I was tying a new fly on when Dave and John returned. We pushed the boat into the water and began my first day of guided fishing in Oregon on the McKenzie: a trout salmon, and steelhead river we would soon learn was deserving of its reputation. The first little run we stopped at was no more than a hundred yards downstream of our put-in point where two channels of the braided river came together, John handed us rods he’d already set up with his favorite two-fly rig: a dry fly caddis imitation with a large heavily weighted black nymph trailing off the back. We started getting hits almost at once, and within two minutes we were both playing a fish at the same time.

Double Hook-Up
(We had a few that day.)

Double hookups—when we both had a fish on at the same time—would become the norm for the day.  Within twenty minutes we had landed a dozen fish on nymphs.
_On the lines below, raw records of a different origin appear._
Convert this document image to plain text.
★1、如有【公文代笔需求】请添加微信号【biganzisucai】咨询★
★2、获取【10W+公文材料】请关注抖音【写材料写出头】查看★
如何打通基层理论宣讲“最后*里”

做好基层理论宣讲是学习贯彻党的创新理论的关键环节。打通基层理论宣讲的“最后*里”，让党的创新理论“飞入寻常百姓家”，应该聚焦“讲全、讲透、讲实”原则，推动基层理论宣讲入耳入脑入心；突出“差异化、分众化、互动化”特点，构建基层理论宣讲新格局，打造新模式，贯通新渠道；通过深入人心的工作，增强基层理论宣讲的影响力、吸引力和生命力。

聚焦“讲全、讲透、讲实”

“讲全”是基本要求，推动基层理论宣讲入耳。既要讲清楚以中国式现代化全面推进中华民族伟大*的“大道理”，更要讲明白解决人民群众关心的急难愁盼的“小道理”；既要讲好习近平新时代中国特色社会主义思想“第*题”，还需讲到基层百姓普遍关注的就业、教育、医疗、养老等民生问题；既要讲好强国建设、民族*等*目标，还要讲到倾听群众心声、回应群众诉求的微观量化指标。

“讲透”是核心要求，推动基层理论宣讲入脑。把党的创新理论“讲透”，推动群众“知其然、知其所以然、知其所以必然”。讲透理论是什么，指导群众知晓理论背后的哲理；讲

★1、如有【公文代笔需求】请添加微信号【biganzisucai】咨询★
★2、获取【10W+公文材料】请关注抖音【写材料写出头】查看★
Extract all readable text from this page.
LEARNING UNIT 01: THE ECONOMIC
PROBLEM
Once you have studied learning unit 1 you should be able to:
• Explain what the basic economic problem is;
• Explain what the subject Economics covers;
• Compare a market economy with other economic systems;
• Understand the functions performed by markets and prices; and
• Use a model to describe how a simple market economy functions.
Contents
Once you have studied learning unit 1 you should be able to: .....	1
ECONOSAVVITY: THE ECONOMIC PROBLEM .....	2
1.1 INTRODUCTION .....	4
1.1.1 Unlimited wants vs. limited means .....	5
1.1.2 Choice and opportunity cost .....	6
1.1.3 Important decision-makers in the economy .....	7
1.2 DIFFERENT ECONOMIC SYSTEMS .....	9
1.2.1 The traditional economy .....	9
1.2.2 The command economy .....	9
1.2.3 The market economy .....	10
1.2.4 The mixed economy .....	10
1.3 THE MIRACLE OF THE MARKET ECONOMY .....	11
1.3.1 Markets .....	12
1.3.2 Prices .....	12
When the biting slowed a bit, John pulled anchor and drifted us downstream just thirty yards to the tail end of the confluence. I decided to try to catch fish on one of my own flies. I tied on a small rainbow trout pattern I tied using red chenille from one of my wife’s old sweaters. I landed four fish on it within ten minutes before I broke it off on the mouth of the fifth fish. During the same period, Dave landed five or six more fish. We had not covered more than a quarter mile of our eight mile drift and we had already landed more than twenty wild rainbow trout or rainbow-cutthroat mixes. None of them were behemoths. Most were about 11” to 13” long. A few were a bit longer. But they were fat and healthy and fought well in the cold swift current.

And that pace continued for the next three and a half hours. The fishing did not slow until about 11:30am, by which time our arms were tired from casting and hauling in fish. Admitted, the fishing slowed at midday. Over the next three hours we caught only about a half dozen fish each as we drifted five miles or so of river, ate our bag lunch, and enjoyed the views of the steep bluffs and tall trees that lined the river on both sides providing homes to numerous osprey that spent the day fishing around us.

But then around 2:30pm the fishing started to pick up. By 3:00pm it was even more intense than it had been in the morning. I was getting fish on dry flies and Dave was now using a three-fly setup. Twice Dave hooked two fish at once, and once was able to land them both. When we finally pulled off the river at 4:30pm, after nine hours of fishing and drifting, John announced that we had landed one hundred and twenty fish. I had stopped counting around fifteen, but I didn’t doubt him. He had spent three decades guiding between Colorado, Oregon and Alaska, and said it was the most fish he had ever seen landed in one day. I can’t verify whether that was really correct. But I do know that—although our campsite was just a few hundred yards from productive water on South Fork of the McKenzie River where it flows out of Cougar Reservoir, and we still had several more hours of daylight left—we did not fish that evening. Even my nearly insatiable appetite for fishing had, for once, been fully satiated.